The solution to the line of soldiers, Goldstein said, is something that a smart computer science person could work out in a few hours. Computer science pioneers John McCarthy and Marvin Minksy published this solution in the early 60s. If you want to go deep into the weeds on this, check out Stanford's treatment of it, but Goldstein explained it really well.

"What's the absolute minimum time you think [synchronization] could be done?" Goldstein asked me. "Say there are n soldiers. How long would it take to synchronize?"

I guessed N-times the amount of time it takes to tell each other and Goldstein said that most of the time people just say the general should just start a countdown at the number of soldiers—so, if there's 10 soldiers in the line, he tells the first soldier "10" and that soldier tells the next one "nine," and then so forth. You only need 10 types of messages, and it seems to work, right?

"That's not legal though," Goldstein said, because to really solve the problem, the general can't know how many people are in the line. "That number isn't a constant. The solution that you get has to be a constant size, no matter how long the line. So if you [use a solution that requires your soldiers operate with] a 1,000 messages, that solution stops working once you reach 1,001 soldiers."
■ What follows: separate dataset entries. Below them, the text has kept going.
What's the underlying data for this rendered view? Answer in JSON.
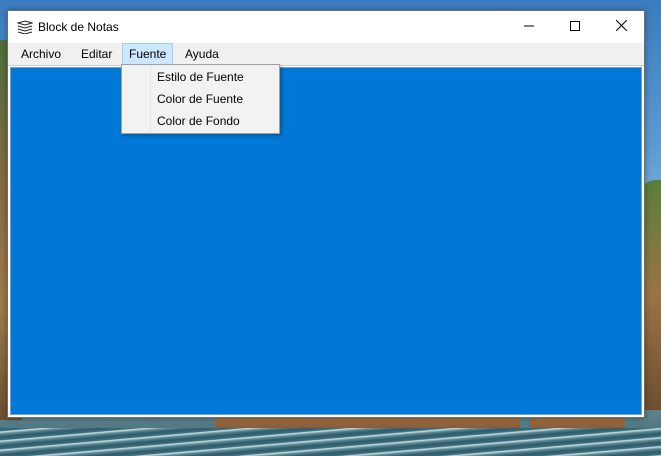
{
  "window": {
    "title": "Block de Notas",
    "icons": {
      "app": "notepad-icon",
      "minimize": "minimize-icon",
      "maximize": "maximize-icon",
      "close": "close-icon"
    }
  },
  "menubar": {
    "items": [
      {
        "label": "Archivo"
      },
      {
        "label": "Editar"
      },
      {
        "label": "Fuente",
        "open": true
      },
      {
        "label": "Ayuda"
      }
    ]
  },
  "dropdown": {
    "items": [
      {
        "label": "Estilo de Fuente"
      },
      {
        "label": "Color de Fuente"
      },
      {
        "label": "Color de Fondo"
      }
    ]
  },
  "editor": {
    "background_color": "#0078d7",
    "text": ""
  },
  "colors": {
    "menu_highlight": "#cce8ff",
    "menu_highlight_border": "#99d1ff"
  }
}
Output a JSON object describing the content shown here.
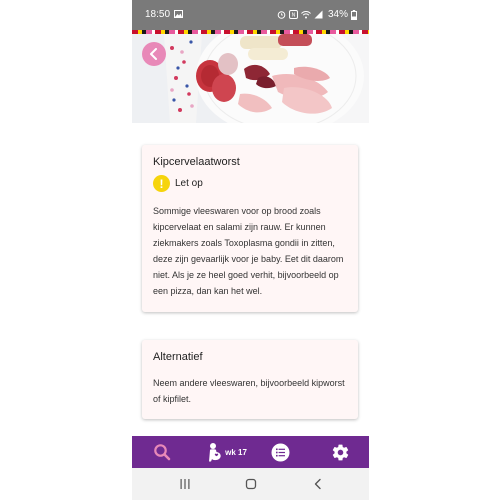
{
  "status_bar": {
    "time": "18:50",
    "battery": "34%"
  },
  "article": {
    "title": "Kipcervelaatworst",
    "warning_label": "Let op",
    "body": "Sommige vleeswaren voor op brood zoals kipcervelaat en salami zijn rauw. Er kunnen ziekmakers zoals Toxoplasma gondii in zitten, deze zijn gevaarlijk voor je baby. Eet dit daarom niet. Als je ze heel goed verhit, bijvoorbeeld op een pizza, dan kan het wel."
  },
  "alternative": {
    "title": "Alternatief",
    "body": "Neem andere vleeswaren, bijvoorbeeld kipworst of kipfilet."
  },
  "bottom_nav": {
    "week_label": "wk 17",
    "icons": [
      "search-icon",
      "pregnancy-icon",
      "list-icon",
      "gear-icon"
    ]
  },
  "colors": {
    "nav_bg": "#6f2a91",
    "accent_pink": "#e889b8",
    "warning_yellow": "#f6d40c",
    "card_bg": "#fff6f6"
  }
}
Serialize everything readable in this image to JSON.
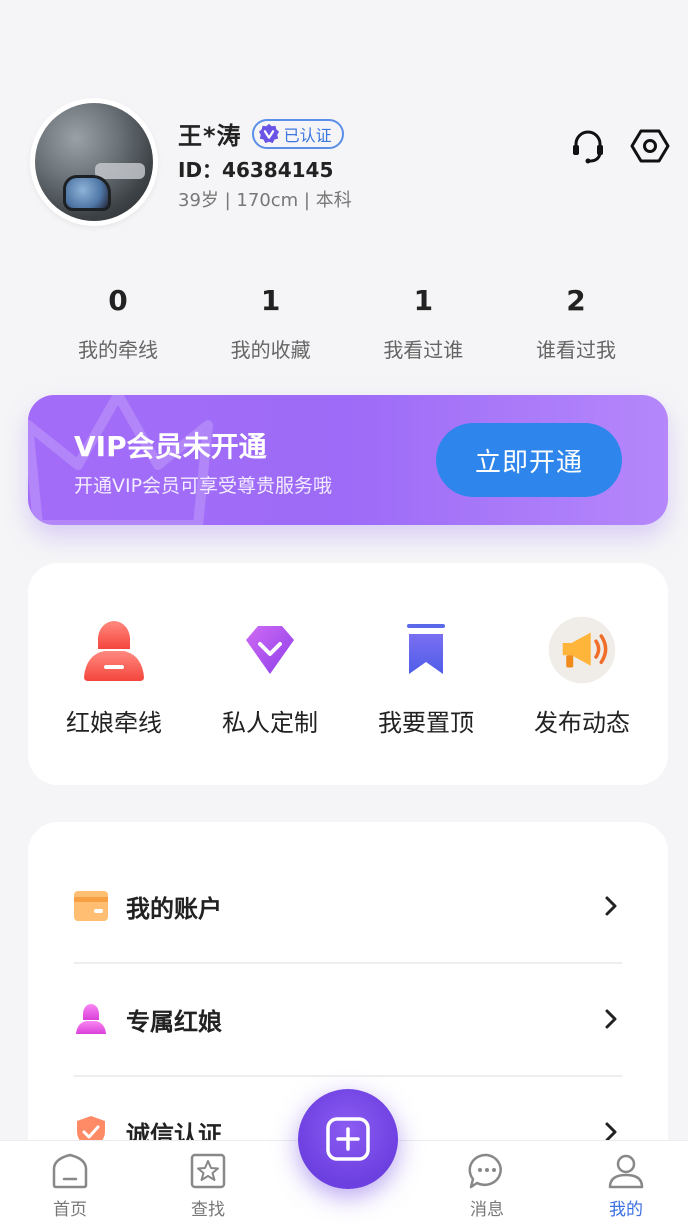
{
  "profile": {
    "name": "王*涛",
    "verified_label": "已认证",
    "id_text": "ID：46384145",
    "info_text": "39岁 | 170cm | 本科"
  },
  "top_icons": [
    "headset-icon",
    "settings-hexagon-icon"
  ],
  "stats": [
    {
      "value": "0",
      "label": "我的牵线"
    },
    {
      "value": "1",
      "label": "我的收藏"
    },
    {
      "value": "1",
      "label": "我看过谁"
    },
    {
      "value": "2",
      "label": "谁看过我"
    }
  ],
  "vip": {
    "title": "VIP会员未开通",
    "subtitle": "开通VIP会员可享受尊贵服务哦",
    "button_label": "立即开通"
  },
  "features": [
    {
      "label": "红娘牵线",
      "icon": "matchmaker-icon"
    },
    {
      "label": "私人定制",
      "icon": "diamond-icon"
    },
    {
      "label": "我要置顶",
      "icon": "bookmark-icon"
    },
    {
      "label": "发布动态",
      "icon": "megaphone-icon"
    }
  ],
  "menu": [
    {
      "label": "我的账户",
      "icon": "wallet-icon"
    },
    {
      "label": "专属红娘",
      "icon": "person-icon"
    },
    {
      "label": "诚信认证",
      "icon": "shield-check-icon"
    }
  ],
  "tabs": [
    {
      "label": "首页",
      "icon": "home-icon"
    },
    {
      "label": "查找",
      "icon": "star-search-icon"
    },
    {
      "label": "消息",
      "icon": "chat-icon"
    },
    {
      "label": "我的",
      "icon": "user-icon"
    }
  ],
  "colors": {
    "accent_blue": "#2e86ec",
    "vip_purple": "#a36cf8",
    "active_tab": "#3b6fe3",
    "fab_purple": "#6c3fe0"
  }
}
Goldstein said the way you program has to be "quasi-clever," and you have to be able to synchronize without counting or even knowing the number of soldiers.

Minksy and McCarthy's solution was to send out multiple messages at different speeds, one going three times faster that the other, which allows the first message to reach the other side of the line, bounce back and reach the other right at the line's mid-point. When the messages intersect, Goldstein said, the middle guy becomes another general, and now you have two lines.

"And then as soon as you have that, you go again, you keep splitting the line in two over and over and eventually every soldier will consider himself a general," he said. "And as soon as they all know the guy to left and right is a general, they fire."

So without ever knowing how many soldiers are in the line, you get them all primed and firing together.

A solution that uses only six states, currently the fewest. Look at how it scales!

After having solved the firing squad in a line problem, mathematicians began generalizing.

"Instead of line, they go to a grid, and once you solve the grid you go to a three-dimensional object. And then once you go to a 3D object, you move on to a general undirected graph, and once you do that you do a directed graph and on and on and on," Goldstein said. "Really, the most general problem is the strongly-connected directed graph and that was solved multiple times."

People also tried to work out faster solutions and ones that used ever simpler soldiers and were able to prove that the firing squad synchronization problem can't be solved in minimal time if the soldiers are only capable of four states—soldiers who can only operate with four types of messages. The lowest functional model, for now, uses six states. You can guess where Goldstein's headed with this.

"But five [states] have been open for about 30 years," Goldstein said. "So nobody knows five, and that annoys me. I really badly want to figure out five, because I feel like I could settle the problem."

And there's nothing worse than an unsettled problem, particularly one that's this unsettling.